И поехал Пешехонов опять в тот Народный дом на Кронверкском, который он недавно отстаивал от пулемётчиков. А там председательствующий Авксентьев ещё с 11 часов оперировал, избирал себе десяток товарищей председателя (кандидатуры подготовлены оргбюро, и в основном видные социалисты), десяток секретарей, комиссии, – к полудню приехали два министра, вышли на сцену под аплодисменты зала. (А депутаты плохо подъезжали.) И самоуверенный красавец Чернов, не сверяясь с коллегой, пошёл на трибуну первый. Одну длинную речь он уже вчера произнёс тут на открытии съезда – а сегодня, перед теми же слушателями, был неистощим и на новую:
– …Всё, что старый строй считал человеческой пылью, поднялось под ветром негодования и гнева, а пустота, которую он устраивал вокруг себя, – свалилась на нас.
Думали, мол, ждать до Учредительного Собрания, но власть не оказалась цензовикам по плечам. И вот они вынуждены были обратиться за выручкой к Совету рабочих депутатов.
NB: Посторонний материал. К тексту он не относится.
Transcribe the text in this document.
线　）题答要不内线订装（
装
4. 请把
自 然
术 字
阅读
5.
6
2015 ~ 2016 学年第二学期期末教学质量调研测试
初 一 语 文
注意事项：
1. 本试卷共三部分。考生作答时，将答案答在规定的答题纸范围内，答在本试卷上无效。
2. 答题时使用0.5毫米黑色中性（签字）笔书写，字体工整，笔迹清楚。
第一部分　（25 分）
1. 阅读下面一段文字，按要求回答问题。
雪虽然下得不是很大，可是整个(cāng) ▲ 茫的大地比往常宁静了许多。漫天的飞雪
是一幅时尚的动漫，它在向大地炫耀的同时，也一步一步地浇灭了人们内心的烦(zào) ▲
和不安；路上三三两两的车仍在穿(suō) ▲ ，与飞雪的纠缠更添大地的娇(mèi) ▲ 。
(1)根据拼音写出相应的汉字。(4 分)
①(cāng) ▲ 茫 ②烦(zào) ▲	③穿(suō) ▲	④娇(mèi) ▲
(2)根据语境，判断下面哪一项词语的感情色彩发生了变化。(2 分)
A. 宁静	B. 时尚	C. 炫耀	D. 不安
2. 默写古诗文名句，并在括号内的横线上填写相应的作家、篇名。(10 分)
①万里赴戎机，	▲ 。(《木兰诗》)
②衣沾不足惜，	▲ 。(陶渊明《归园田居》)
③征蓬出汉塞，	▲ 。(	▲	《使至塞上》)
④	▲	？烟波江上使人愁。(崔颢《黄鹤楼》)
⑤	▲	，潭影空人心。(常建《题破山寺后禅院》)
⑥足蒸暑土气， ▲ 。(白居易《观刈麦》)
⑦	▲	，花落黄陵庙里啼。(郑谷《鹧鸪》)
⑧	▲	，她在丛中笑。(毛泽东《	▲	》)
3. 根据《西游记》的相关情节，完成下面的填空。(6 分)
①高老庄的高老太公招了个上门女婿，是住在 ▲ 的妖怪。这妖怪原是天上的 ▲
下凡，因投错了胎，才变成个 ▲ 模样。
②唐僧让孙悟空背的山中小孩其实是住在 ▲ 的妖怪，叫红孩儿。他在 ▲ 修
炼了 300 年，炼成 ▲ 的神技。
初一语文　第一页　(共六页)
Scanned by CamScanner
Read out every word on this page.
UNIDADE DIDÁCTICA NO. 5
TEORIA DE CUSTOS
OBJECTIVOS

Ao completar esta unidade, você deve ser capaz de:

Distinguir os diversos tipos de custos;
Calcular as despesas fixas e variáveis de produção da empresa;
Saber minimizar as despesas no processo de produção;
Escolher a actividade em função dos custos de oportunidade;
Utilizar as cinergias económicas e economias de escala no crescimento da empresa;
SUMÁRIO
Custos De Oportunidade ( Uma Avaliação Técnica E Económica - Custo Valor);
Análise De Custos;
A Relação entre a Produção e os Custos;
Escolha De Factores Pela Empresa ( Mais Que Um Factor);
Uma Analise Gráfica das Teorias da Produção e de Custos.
Сам звук голоса был природно красив, а ещё он выделывал им рулады:
– Если была бы возможность – организованная трудовая демократия и теперь предпочла бы отдалить момент вступления в правительство. И вот я ставлю перед вами вопрос: должны ли социалисты, которые пользуются вашим доверием, – должны ли мы взять в наши крепкие руки устроение российской жизни? Разумеется, все наши силы мы поставим на карту, на служение этому делу – устроить наследство, разорённое имение, которое до сих пор было романовской вотчиной, а теперь наша любимая дорогая родина. И если вы решите этот вопрос положительно – только тогда мы пойдём к власти.
И голос с места:
– Даём вам наше благословение!
Да только беда, что всё это декламация: вхождение в правительство решено на Исполкоме ещё четыре дня назад, и само правительство составлено окончательно сегодня ночью, и всей этой части красивой речи Чернов мог и не говорить. С озабоченностью присматривался Пешехонов к нему. Слава его в эсеровских кругах была огромна, а человек он был заграничный, да и очень литературный. Литературный, конечно, был и Пешехонов, но воспитан на зорком Глебе Успенском, а Чернов – на красных крыльях Интернационала и Циммервальда, – и как вот он сейчас практически вывернется с землёй? В те счастливые мечтательные годы все мы, и даже наши лучшие умы, произнося «отчуждение земель», «передача всей земли крестьянству», – никто никогда, ни практики, ни теоретики безпечно не подсчитывали: а сколько же в России удобной земли, какая ещё не у крестьян? – и оказалось: всего-то четвёртая часть!.. А как её разделить, неравно разбросанную, между неравными жаждами краёв и губерний, – и сколько же достанется на едока? Только в самые последние месяцы стали смущённо не находить этой вожделенной земли, подбираться к ответу: «достанется на едока с гулькин нос». И как раз сегодня даже «Известия» Совета, значит прямо для народного читателя, вынуждены опубликовать и этот расчёт, и этот вывод: «Не будет земельного запаса для того, чтобы наделить всех желающих по трудовой норме». Напечатано! – но малограмотные миллионы ещё когда это прочтут и поймут? – а что тогда поднимется?